Extraction and nutritional/hormonal regulation of tissue insulin-like growth factor 1 activity

Abstract

Studies of insulin-like growth factor 1 (IGF-1) mRNA translation products suggest synthesis as a high Mr precursor, larger than circulating forms. To search for a precursor, we characterized IGF-1 immunoreactivity and IGF bioactivity in extracts from the liver and other body tissues. Sequential extraction with neutral followed by acid buffer was superior to extraction with acid/ethanol or acid alone in yield of immunoreactivity and specific activity. Extracts of normal rat liver exhibited both immuno- and bioactivity parallel to that of recombinant IGF-1 and serum IGFs over a 25-fold concentration range.
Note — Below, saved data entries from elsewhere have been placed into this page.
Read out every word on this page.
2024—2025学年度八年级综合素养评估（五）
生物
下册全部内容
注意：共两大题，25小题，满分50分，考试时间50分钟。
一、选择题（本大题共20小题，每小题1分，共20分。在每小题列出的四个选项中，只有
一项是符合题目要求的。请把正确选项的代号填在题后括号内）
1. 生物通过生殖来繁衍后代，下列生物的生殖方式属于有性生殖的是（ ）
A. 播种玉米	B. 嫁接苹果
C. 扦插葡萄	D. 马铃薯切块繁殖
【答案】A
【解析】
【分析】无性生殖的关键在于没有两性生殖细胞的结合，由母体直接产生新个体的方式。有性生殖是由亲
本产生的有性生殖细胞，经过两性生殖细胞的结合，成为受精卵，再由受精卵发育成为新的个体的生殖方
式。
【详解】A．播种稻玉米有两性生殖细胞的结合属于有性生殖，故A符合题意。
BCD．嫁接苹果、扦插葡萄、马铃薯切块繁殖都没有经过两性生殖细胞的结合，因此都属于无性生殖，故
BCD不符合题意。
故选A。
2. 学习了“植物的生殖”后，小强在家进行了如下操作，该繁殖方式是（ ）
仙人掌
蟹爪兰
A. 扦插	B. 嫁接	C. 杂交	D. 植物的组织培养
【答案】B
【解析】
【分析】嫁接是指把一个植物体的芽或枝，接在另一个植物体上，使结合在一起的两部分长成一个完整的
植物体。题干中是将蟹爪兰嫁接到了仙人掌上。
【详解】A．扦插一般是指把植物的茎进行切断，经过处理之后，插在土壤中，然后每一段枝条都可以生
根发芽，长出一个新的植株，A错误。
Based on immunoreactivity, the liver of a 134-g rat appears to contain 1.2 micrograms of IGF-1 equivalents, 50% of the 2.45 micrograms in the circulation. Diaphragm, spleen, and kidney contained no significant IGF bioactivity and 8, 17, and 32% of the IGF-1 immunoreactivity of normal liver, respectively. Although serum IGFs were found at 7.5 kDa after size exclusion chromatography at pH 3, hepatic extracts contained a predominant peak of immuno- and bioactivity of apparent molecular mass of 30-35 kDa; both sizes were present in liver perfusates. Both immunoaffinity chromatography followed by Western blotting and IGF-binding protein affinity chromatography followed by sodium dodecyl sulfate-polyacrylamide gel electrophoresis revealed two predominant species, at 18-19 and 12 kDa. The 18-19-kDa species is consistent with the apparent size of the glycosylated propeptide encoded by IGF-1A mRNA, while the 12-kDa species may be nonglycosylated propeptide. Extract activity was pituitary-dependent; the livers of hypophysectomized rats contained 15.4 and 48.8% of normal immuno- and bioactivity, respectively. During fasting and refeeding of rats, fluctuations in hepatic extract IGF-1 immunoreactivity generally paralleled changes in serum IGF-1 (r = 0.93, p less than 0.001). These studies demonstrate that the liver contains a pituitary- and nutrition-dependent, high Mr form of IGF-1 with immunological and biological properties similar to circulating IGF-1. Processing of this 18-19-kDa molecule through a 12-kDa intermediate may contribute IGF-1 to the circulation.